Joma Music Group is a music publishing company and record label founded in 2008.

The Joma Music Publishing division represents a large catalog of songs written by the lyricist Ned Washington, including the standards "My Foolish Heart", "Stella By Starlight", "Rawhide", "I'm Getting Sentimental Over You" and dozens of other songs that have been performed by legendary artists such as Frank Sinatra, Ella Fitzgerald, David Bowie, Miles Davis, Billie Holiday, Barbra Streisand, Bing Crosby, Duke Ellington, Dizzie Gillespie, and k.d. lang.

Background

In, addition, Joma Music publishes over 300 songs from the 1950s-1960s vintage catalog by songwriters Giant/Baum/Kaye, writers of #1 hits for Elvis Presley, and also of songs performed by The Everly Brothers, Bobby Darin, Cliff Richard, Ben E. King, and others.

The publishing division of Joma Music Group also represents a large selection of indie rock and pop artists from NYC's Williamsburg music scene, many of whom are also signed to the Joma Records label.

Joma Records has released 2 CD compilations so far: Joma Indie Rock & Pop, Vol. 1 which featured songs that have appeared on TV shows such as Castle, Royal Pains, Mercy, Lie To Me, Men in Trees, and Reaper, among others, and the indie rock holiday sampler, A Very Joma Christmas.

Only a few weeks after its release A Very Joma Christmas topped the "Best of the Year" lists of holiday records in USA Today, Newsday, and the Minneapolis Star-Tribune.
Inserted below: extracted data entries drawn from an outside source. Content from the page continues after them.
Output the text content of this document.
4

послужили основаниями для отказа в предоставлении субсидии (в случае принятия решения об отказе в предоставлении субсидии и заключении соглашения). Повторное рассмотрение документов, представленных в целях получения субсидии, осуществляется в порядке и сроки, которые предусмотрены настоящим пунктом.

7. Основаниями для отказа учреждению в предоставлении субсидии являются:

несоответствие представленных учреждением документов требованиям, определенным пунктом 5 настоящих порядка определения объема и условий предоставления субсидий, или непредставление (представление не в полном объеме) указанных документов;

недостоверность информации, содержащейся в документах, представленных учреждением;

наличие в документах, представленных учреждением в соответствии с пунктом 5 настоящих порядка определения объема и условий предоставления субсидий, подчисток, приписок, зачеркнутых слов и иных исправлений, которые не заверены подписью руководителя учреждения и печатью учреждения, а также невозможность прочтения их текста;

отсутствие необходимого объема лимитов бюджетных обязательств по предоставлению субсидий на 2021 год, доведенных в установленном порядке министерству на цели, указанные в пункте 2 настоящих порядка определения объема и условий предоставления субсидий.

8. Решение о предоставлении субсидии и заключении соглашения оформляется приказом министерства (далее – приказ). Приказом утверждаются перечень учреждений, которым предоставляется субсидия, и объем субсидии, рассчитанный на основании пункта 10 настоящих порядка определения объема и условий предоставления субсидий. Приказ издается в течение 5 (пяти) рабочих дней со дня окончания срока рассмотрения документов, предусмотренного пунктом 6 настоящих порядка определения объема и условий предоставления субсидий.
A Very Joma Christmas went on to have song placements on the holiday episodes of network TV shows such as Lie To Me (Fox), and The Young and The Restless (CBS), and it was licensed in its entirety to MTV. Starbucks played songs from A Very Joma Christmas in all their USA locations in December 2010, and songs from the album were played on Absolute Radio and BBC Radio-2 in London and daily on Sirius-XM in the USA in December 2010.